An overnight switch from protector to intruder

Click to follow
ONE OF the unexplored traumas of modern life is the way a burglar alarm can frighten the living daylights out of you in your own home. This is an account of a week of torture, living with an alarm out of control and with a mind of its own.

Most people who do not have alarms regard them as noisy pests when they ring outside a building and are not turned off for hours. But there is another, more private side to this. I'm not looking for sympathy, but the frustration and embarrassment are all the greater when the alarm is your own.

We have a state-of-the-art British Telecom alarm, with an internal siren designed to wake you up and scare the intruder. It was 4.30am when an unholy racket started up. My husband leapt out of bed, grabbed his baseball bat for protection and rushed downstairs.

The good news was that no one had broken in. We turned off the alarm, assured the BT monitoring staion which rang us that all was well, reset the alarm to cover the ground floor and went back to bed. Two minutes later it went off again. After that, we just tried to turn it off by tapping in the appropriate code, without resetting it. But it started up again.

This pattern was repeated 20 or maybe 30 times. In the end we blearily drew up chairs by the control pad and stood guard, coffee in our hands. We realised we were in the grip of an alarm gone mad.

This has happened once before, during the daytime in June. But at night, with a rainstorm battling away outside, it was a very different, and very eerie experience. The children woke up frightened and crying and then dived under their bedclothes, huddling together.

At 5.30am the police knocked on the door. The monitoring station had called them out: they had been unable to ring us again since the alarm is linked to the telephone line and was now on almost constantly.

The monitoring station had also woken up our friend who is a key-holder in case of emergency. Holding a key for someone's burglar-alarmed house is one of the most thankless tasks imaginable.

The problem was only solved when at 6am a BT technician arrived and disabled the device. If only turning off an alarm was as easy as switching off a light.

On Monday the system was overhauled. But within 24 hours it was misbehaving again. The police came again on another pointless check. By now my eldest children were so hardened that they could operate the control pad as easily as the video.

At least this time we could turn it off and were spared the din. However when we went to bed that night we couldn't set it: the alarm had gone on strike.

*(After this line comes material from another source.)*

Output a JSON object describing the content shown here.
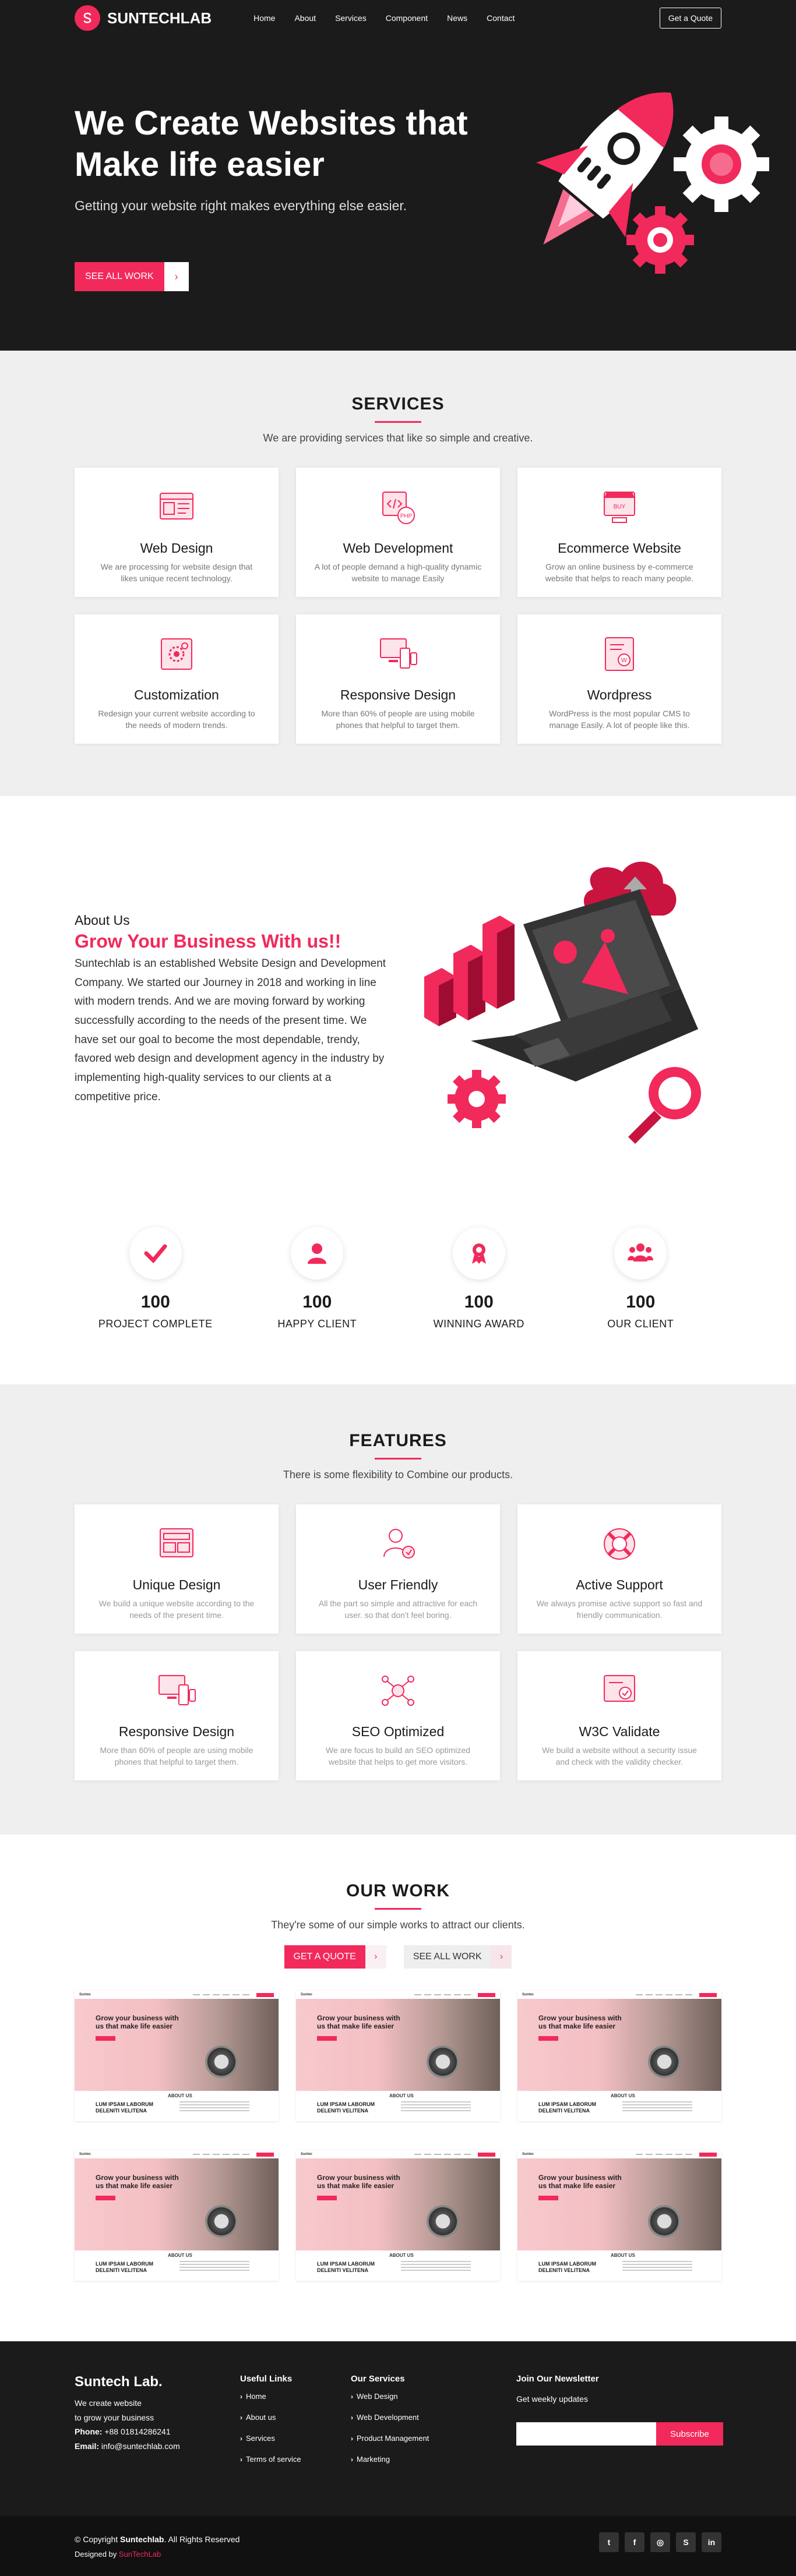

Yesterday a senior BT technician arrived; it turned out that the rain had soaked into our back door and caused havoc with a sensor there. I hope that this weekend it will be peace at last.

The irony is that now I no longer see the alarm as a friend, an ally against intruders, but as something of an interloper itself. It has been such a source of disruption that the house no longer feels a place of peace. When we go out even briefly we wonder what we will be greeted by on our return.

On speaking to other people I found that they, too, while unable to contemplate going back to an unprotected house, are not exactly happy with their alarm systems. With their reliance on sensitive contact points and circuit breakers, they can cut out, or trigger false alarms, amazingly easily.

Just as a life free from crime seems improbable, so equally it seems that I and many like me will never return to the simplicity of locks, keys and bars. Broken glass cemented to the top of walls seems light years away, but suddenly much less primitive than it used to appear to me as a child.